It’s not a typo.
Your question relates to breathings, not accents, of course.
In the first line, the basically “dactylic” meter requires that ευ- in εὐρύχορον be treated as a diphthong, giving the word the metrical shape _ υ υ _.
In the second line, ευ- in ἐυτρόχοις must be two syllables–not a diphthong. That’s why the breathing is placed over the ε, not the υ. Some editions would use a diaeresis to make this clear, printing ἐϋτρόχοις, but this would be redundant. -δαι σατίναι[ς] ὐπ’ ἐυτρόχοις has the metrical shape _ υ υ _ υ υ _ | υ χ.
It’s not unusual in Homeric hexameters for ευ- to be treated as either one or two syllables depending on metrical considerations, and this poem (the marriage of Hector and Andromache) is almost certainly echoing epic language and meter.

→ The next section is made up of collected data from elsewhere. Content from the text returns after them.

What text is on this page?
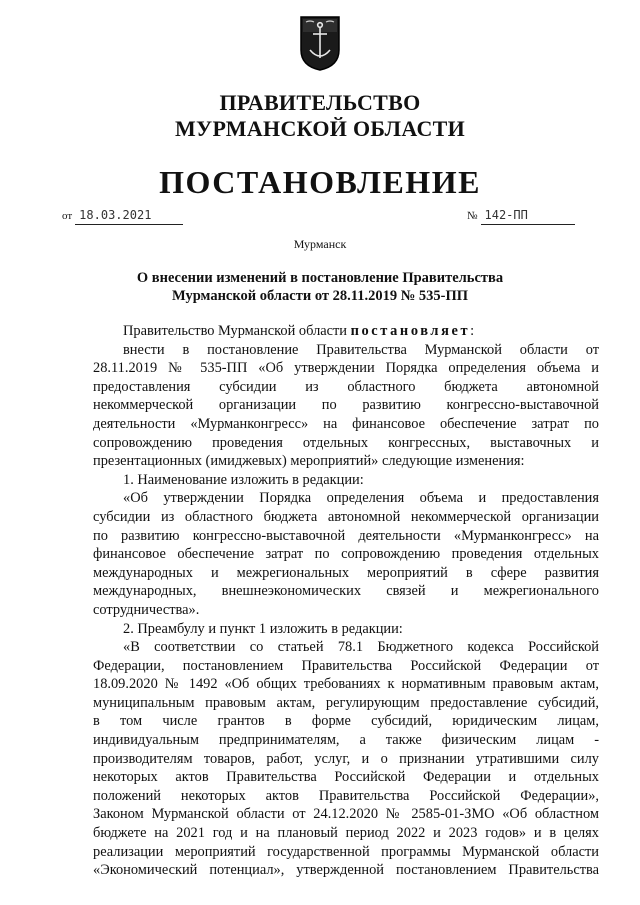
ПРАВИТЕЛЬСТВО
МУРМАНСКОЙ ОБЛАСТИ
ПОСТАНОВЛЕНИЕ
от 18.03.2021	№ 142-ПП
Мурманск
О внесении изменений в постановление Правительства
Мурманской области от 28.11.2019 № 535-ПП
Правительство Мурманской области постановляет:
внести в постановление Правительства Мурманской области от
28.11.2019 № 535-ПП «Об утверждении Порядка определения объема и
предоставления субсидии из областного бюджета автономной
некоммерческой организации по развитию конгрессно-выставочной
деятельности «Мурманконгресс» на финансовое обеспечение затрат по
сопровождению проведения отдельных конгрессных, выставочных и
презентационных (имиджевых) мероприятий» следующие изменения:
1. Наименование изложить в редакции:
«Об утверждении Порядка определения объема и предоставления
субсидии из областного бюджета автономной некоммерческой организации
по развитию конгрессно-выставочной деятельности «Мурманконгресс» на
финансовое обеспечение затрат по сопровождению проведения отдельных
международных и межрегиональных мероприятий в сфере развития
международных, внешнеэкономических связей и межрегионального
сотрудничества».
2. Преамбулу и пункт 1 изложить в редакции:
«В соответствии со статьей 78.1 Бюджетного кодекса Российской
Федерации, постановлением Правительства Российской Федерации от
18.09.2020 № 1492 «Об общих требованиях к нормативным правовым актам,
муниципальным правовым актам, регулирующим предоставление субсидий,
в том числе грантов в форме субсидий, юридическим лицам,
индивидуальным предпринимателям, а также физическим лицам -
производителям товаров, работ, услуг, и о признании утратившими силу
некоторых актов Правительства Российской Федерации и отдельных
положений некоторых актов Правительства Российской Федерации»,
Законом Мурманской области от 24.12.2020 № 2585-01-ЗМО «Об областном
бюджете на 2021 год и на плановый период 2022 и 2023 годов» и в целях
реализации мероприятий государственной программы Мурманской области
«Экономический потенциал», утвержденной постановлением Правительства
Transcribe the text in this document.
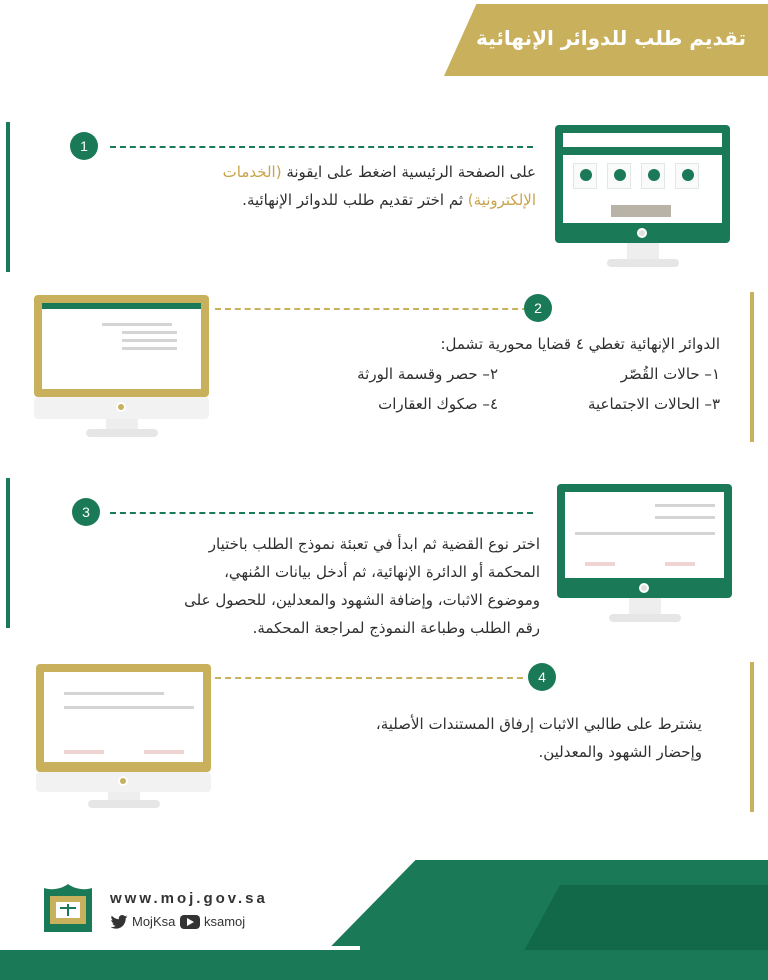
تقديم طلب للدوائر الإنهائية
1
على الصفحة الرئيسية اضغط على ايقونة (الخدمات
الإلكترونية) ثم اختر تقديم طلب للدوائر الإنهائية.
2
الدوائر الإنهائية تغطي ٤ قضايا محورية تشمل:
١– حالات القُصّر
٢– حصر وقسمة الورثة
٣– الحالات الاجتماعية
٤– صكوك العقارات
3
اختر نوع القضية ثم ابدأ في تعبئة نموذج الطلب باختيار
المحكمة أو الدائرة الإنهائية، ثم أدخل بيانات المُنهي،
وموضوع الاثبات، وإضافة الشهود والمعدلين، للحصول على
رقم الطلب وطباعة النموذج لمراجعة المحكمة.
4
يشترط على طالبي الاثبات إرفاق المستندات الأصلية،
وإحضار الشهود والمعدلين.
www.moj.gov.sa
MojKsa ksamoj
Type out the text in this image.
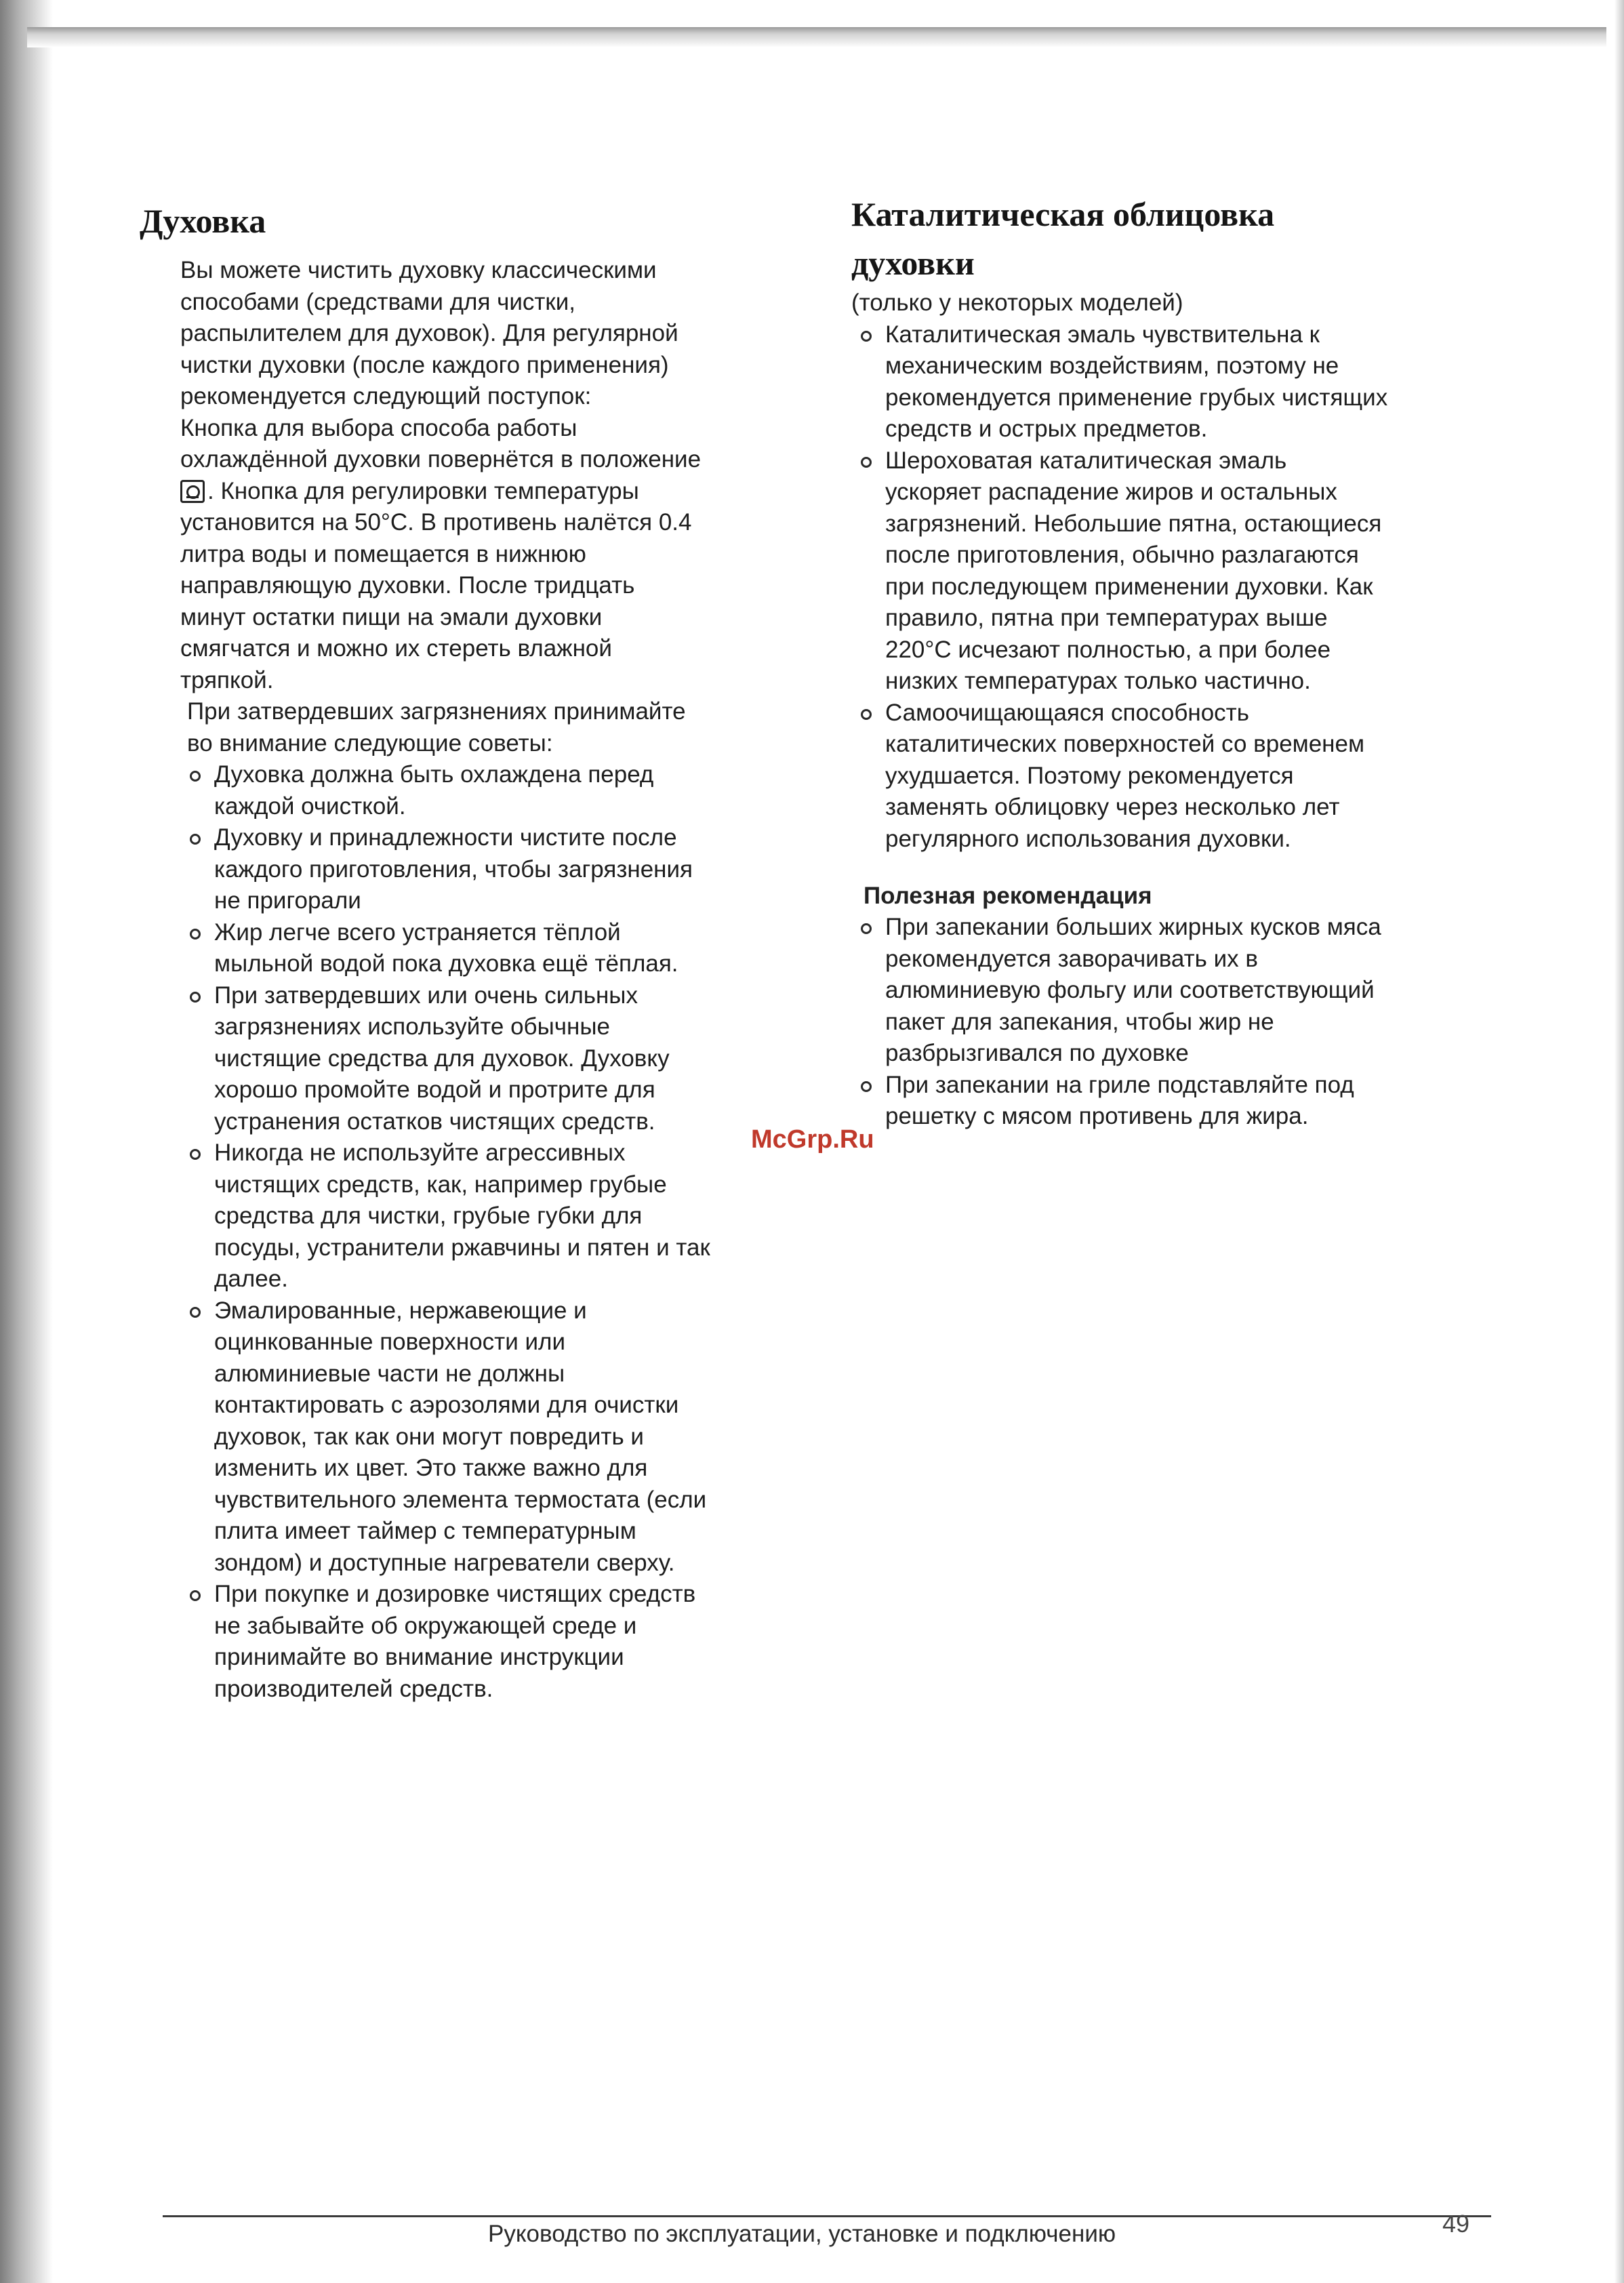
Духовка

Вы можете чистить духовку классическими
способами (средствами для чистки,
распылителем для духовок). Для регулярной
чистки духовки (после каждого применения)
рекомендуется следующий поступок:
Кнопка для выбора способа работы
охлаждённой духовки повернётся в положение
. Кнопка для регулировки температуры
установится на 50°С. В противень налётся 0.4
литра воды и помещается в нижнюю
направляющую духовки. После тридцать
минут остатки пищи на эмали духовки
смягчатся и можно их стереть влажной
тряпкой.

При затвердевших загрязнениях принимайте
во внимание следующие советы:

Духовка должна быть охлаждена перед
каждой очисткой.
Духовку и принадлежности чистите после
каждого приготовления, чтобы загрязнения
не пригорали
Жир легче всего устраняется тёплой
мыльной водой пока духовка ещё тёплая.
При затвердевших или очень сильных
загрязнениях используйте обычные
чистящие средства для духовок. Духовку
хорошо промойте водой и протрите для
устранения остатков чистящих средств.
Никогда не используйте агрессивных
чистящих средств, как, например грубые
средства для чистки, грубые губки для
посуды, устранители ржавчины и пятен и так
далее.
Эмалированные, нержавеющие и
оцинкованные поверхности или
алюминиевые части не должны
контактировать с аэрозолями для очистки
духовок, так как они могут повредить и
изменить их цвет. Это также важно для
чувствительного элемента термостата (если
плита имеет таймер с температурным
зондом) и доступные нагреватели сверху.
При покупке и дозировке чистящих средств
не забывайте об окружающей среде и
принимайте во внимание инструкции
производителей средств.
Каталитическая облицовка
духовки

(только у некоторых моделей)

Каталитическая эмаль чувствительна к
механическим воздействиям, поэтому не
рекомендуется применение грубых чистящих
средств и острых предметов.
Шероховатая каталитическая эмаль
ускоряет распадение жиров и остальных
загрязнений. Небольшие пятна, остающиеся
после приготовления, обычно разлагаются
при последующем применении духовки. Как
правило, пятна при температурах выше
220°С исчезают полностью, а при более
низких температурах только частично.
Самоочищающаяся способность
каталитических поверхностей со временем
ухудшается. Поэтому рекомендуется
заменять облицовку через несколько лет
регулярного использования духовки.
Полезная рекомендация
При запекании больших жирных кусков мяса
рекомендуется заворачивать их в
алюминиевую фольгу или соответствующий
пакет для запекания, чтобы жир не
разбрызгивался по духовке
При запекании на гриле подставляйте под
решетку с мясом противень для жира.
McGrp.Ru
Руководство по эксплуатации, установке и подключению	49
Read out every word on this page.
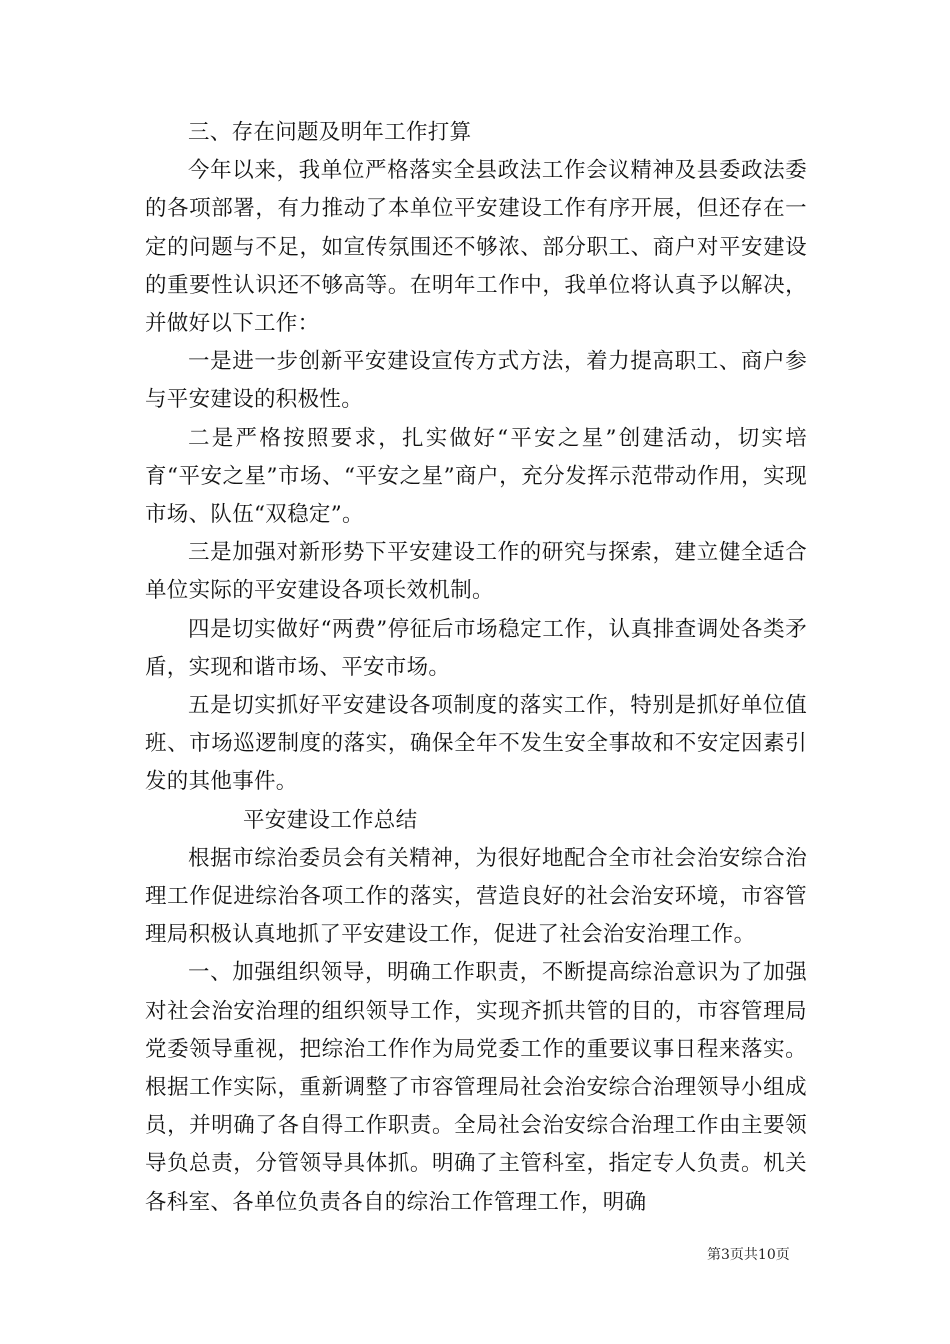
三、存在问题及明年工作打算

今年以来，我单位严格落实全县政法工作会议精神及县委政法委的各项部署，有力推动了本单位平安建设工作有序开展，但还存在一定的问题与不足，如宣传氛围还不够浓、部分职工、商户对平安建设的重要性认识还不够高等。在明年工作中，我单位将认真予以解决，并做好以下工作：

一是进一步创新平安建设宣传方式方法，着力提高职工、商户参与平安建设的积极性。

二是严格按照要求，扎实做好“平安之星”创建活动，切实培育“平安之星”市场、“平安之星”商户，充分发挥示范带动作用，实现市场、队伍“双稳定”。

三是加强对新形势下平安建设工作的研究与探索，建立健全适合单位实际的平安建设各项长效机制。

四是切实做好“两费”停征后市场稳定工作，认真排查调处各类矛盾，实现和谐市场、平安市场。

五是切实抓好平安建设各项制度的落实工作，特别是抓好单位值班、市场巡逻制度的落实，确保全年不发生安全事故和不安定因素引发的其他事件。

平安建设工作总结

根据市综治委员会有关精神，为很好地配合全市社会治安综合治理工作促进综治各项工作的落实，营造良好的社会治安环境，市容管理局积极认真地抓了平安建设工作，促进了社会治安治理工作。

一、加强组织领导，明确工作职责，不断提高综治意识为了加强对社会治安治理的组织领导工作，实现齐抓共管的目的，市容管理局党委领导重视，把综治工作作为局党委工作的重要议事日程来落实。根据工作实际，重新调整了市容管理局社会治安综合治理领导小组成员，并明确了各自得工作职责。全局社会治安综合治理工作由主要领导负总责，分管领导具体抓。明确了主管科室，指定专人负责。机关各科室、各单位负责各自的综治工作管理工作，明确

第3页共10页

Both of these lines are the same meter. The first two syllables are the “Aeolic basis” and can be either long or short (x x). Then we have _ υ υ _ υ υ _ υ υ _. Finally, υ x. So the whole verse looks like this:
x x | _ υ υ _ υ υ _ υ υ _ | υ x
The most common Aeolic pattern is the glyconic: x x | _ υ υ _ | υ x. Sappho’s meter in this poem can be viewed as an expansion of the central element of the glyconic _ υ υ _ (a “choriamb”) by inserting “dactyl”-shaped elements. (However, it’s wrong to think of this element as dactylic–that’s why I put it in quotes. It’s actually a succession of longs and shorts, with no division into dactylic “feet”. It could just as well, or as wrongly, be described as expansion by appending anapests.) Instead of expanding by inserting “dactyls” (or appending “anapests”), the basic glyconic shape can be expanded adding “choriambs”: elements shaped like the central element of the glyconic: _ υ υ _, to get verses shaped like this:
x x | _ υ υ _ (_ υ υ ) ( υ υ _) | υ x
(Horace uses a Latinized version of this meter–the “Greater Asclepiadean”–in the famous poem that begins: Tu ne quaesieris, Leuconoe, quem mihi quem tibi and contains the phrase carpe diem.)
In contrast to the hexameter, Aeolic meters are isosyllabic (i.e., each verse in a particular metrical pattern has the same number of syllables, with no substitution of two shorts for a long). However, there are obvious similarities of Aeolic meters like this one to the Homeric hexameter, and some think that the hexameter emerged from “Aeolic” meters like this, though of course there can be no certainty on that point.
Here, I suspect, it’s the other way around–Sappho has consciously chosen to use an Aeolic meter that has a similarity to the hexameter. It’s difficult not to think that the pathos of this poem has some relationship to the tender and moving scene between Hector and Andromache in the Iliad: was Sappho inspired by that scene . . . or was the passage in the Iliad inspired by Sappho’s poem?